Marryat and Stevenson both wrote Victorian fiction using standard grammar, even when their characters were pirates. The use of "me" instead of "my", which is common to many British regional accents, has appeared in popular culture such as with Popeye; one of his earliest cartoons from 1934 is entitled Shiver Me Timbers! The phrase was also commonly used in Arthur Ransome's Swallows and Amazons books, where it was said at least once in almost every book, most commonly by "Amazon Pirate" Nancy Blackett. Robert Newton notably uses the original "shiver my timbers" in the 1950 RKO-Disney British adaptation of Treasure Island.

==In popular culture==

- "Shiver me timbers" and "blow me down" are commonly said by Popeye. One 1931 cartoon shot from the Popeye the Sailor series was titled Shiver Me Timbers!.
- "Shiver me timbers" was expressed by elite financial advisor Esme Squalor and main antagonist Count Olaf, in season 3 of A Series of Unfortunate Events, with explanation of definition by character Lemony Snicket.
- In the popular American cartoon SpongeBob SquarePants, Mr. Krabs is heard using the phrase "shiver me timbers" often.
- The opening number of the 1996 Brian Henson film Muppet Treasure Island is entitled "Shiver My Timbers." Several of the variants used in the original book are present in the chorus, including "shiver my soul," "shiver my bones," "shiver my sides," and "shiver my sails."
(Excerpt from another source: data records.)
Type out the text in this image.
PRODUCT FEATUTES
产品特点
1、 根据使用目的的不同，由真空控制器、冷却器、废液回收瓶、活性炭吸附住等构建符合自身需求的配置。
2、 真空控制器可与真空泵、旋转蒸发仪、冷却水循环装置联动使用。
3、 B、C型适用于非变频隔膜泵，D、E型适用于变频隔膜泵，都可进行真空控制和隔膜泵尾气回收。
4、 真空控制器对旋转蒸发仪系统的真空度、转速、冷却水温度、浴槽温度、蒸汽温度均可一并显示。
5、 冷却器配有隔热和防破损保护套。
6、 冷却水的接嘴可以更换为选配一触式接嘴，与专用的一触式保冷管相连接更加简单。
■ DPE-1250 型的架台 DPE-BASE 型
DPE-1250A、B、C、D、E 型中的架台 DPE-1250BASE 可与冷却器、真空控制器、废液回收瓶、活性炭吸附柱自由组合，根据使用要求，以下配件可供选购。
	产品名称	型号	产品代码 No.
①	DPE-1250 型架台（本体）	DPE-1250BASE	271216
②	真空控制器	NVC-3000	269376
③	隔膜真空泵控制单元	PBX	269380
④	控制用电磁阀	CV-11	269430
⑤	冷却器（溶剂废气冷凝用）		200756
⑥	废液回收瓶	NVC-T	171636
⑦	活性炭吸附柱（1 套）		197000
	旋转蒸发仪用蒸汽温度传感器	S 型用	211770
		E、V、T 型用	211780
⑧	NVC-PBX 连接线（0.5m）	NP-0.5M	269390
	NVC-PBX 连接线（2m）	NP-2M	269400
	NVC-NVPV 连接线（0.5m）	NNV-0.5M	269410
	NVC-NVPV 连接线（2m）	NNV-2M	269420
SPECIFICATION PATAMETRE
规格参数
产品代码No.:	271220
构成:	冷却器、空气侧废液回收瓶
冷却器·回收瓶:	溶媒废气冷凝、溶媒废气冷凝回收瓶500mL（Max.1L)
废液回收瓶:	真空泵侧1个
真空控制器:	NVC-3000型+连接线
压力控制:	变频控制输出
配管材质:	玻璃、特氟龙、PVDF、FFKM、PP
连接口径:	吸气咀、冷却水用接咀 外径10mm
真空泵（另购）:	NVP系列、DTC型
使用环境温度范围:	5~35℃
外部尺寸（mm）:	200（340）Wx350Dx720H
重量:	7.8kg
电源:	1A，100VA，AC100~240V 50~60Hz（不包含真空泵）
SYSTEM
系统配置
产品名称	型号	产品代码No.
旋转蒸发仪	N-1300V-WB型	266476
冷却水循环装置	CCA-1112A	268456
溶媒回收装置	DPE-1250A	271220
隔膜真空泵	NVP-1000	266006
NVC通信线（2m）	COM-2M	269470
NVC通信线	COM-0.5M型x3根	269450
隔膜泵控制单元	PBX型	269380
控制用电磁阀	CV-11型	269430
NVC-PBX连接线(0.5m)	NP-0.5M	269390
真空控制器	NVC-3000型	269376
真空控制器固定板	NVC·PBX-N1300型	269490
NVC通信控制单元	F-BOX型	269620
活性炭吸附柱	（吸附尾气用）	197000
- In the Canadian animated action-adventure cartoon series ReBoot, the software pirate captain Gavin Capacitor uses the pirate catchphrase mutation "Shiver me templates!".
- In the Monk episode "Mr. Monk Is On the Air", Steven Weber's radio jockey character says a variation on the exclamation ("jiggle me timbers") on the air as his new catchphrase and this is revealed to be an important plot device in the episode.
- In the 1967 film The Fearless Vampire Killers, Professor Abronsius uses this expression when observing (via telescope) the vampirised Yoyneh Shagal climb up the outside of his own inn and enter the bedroom of his maid by means of the window.
- Tom Waits' 1974 album The Heart of Saturday Night includes his song by this name.
- In the game Paladins, the character named Barik uses the cry "shiver me timbers!" as an emote.
- The founder of the scam baiting website 419eater.com, Michael Berry, goes by the alias "Shiver Metimbers".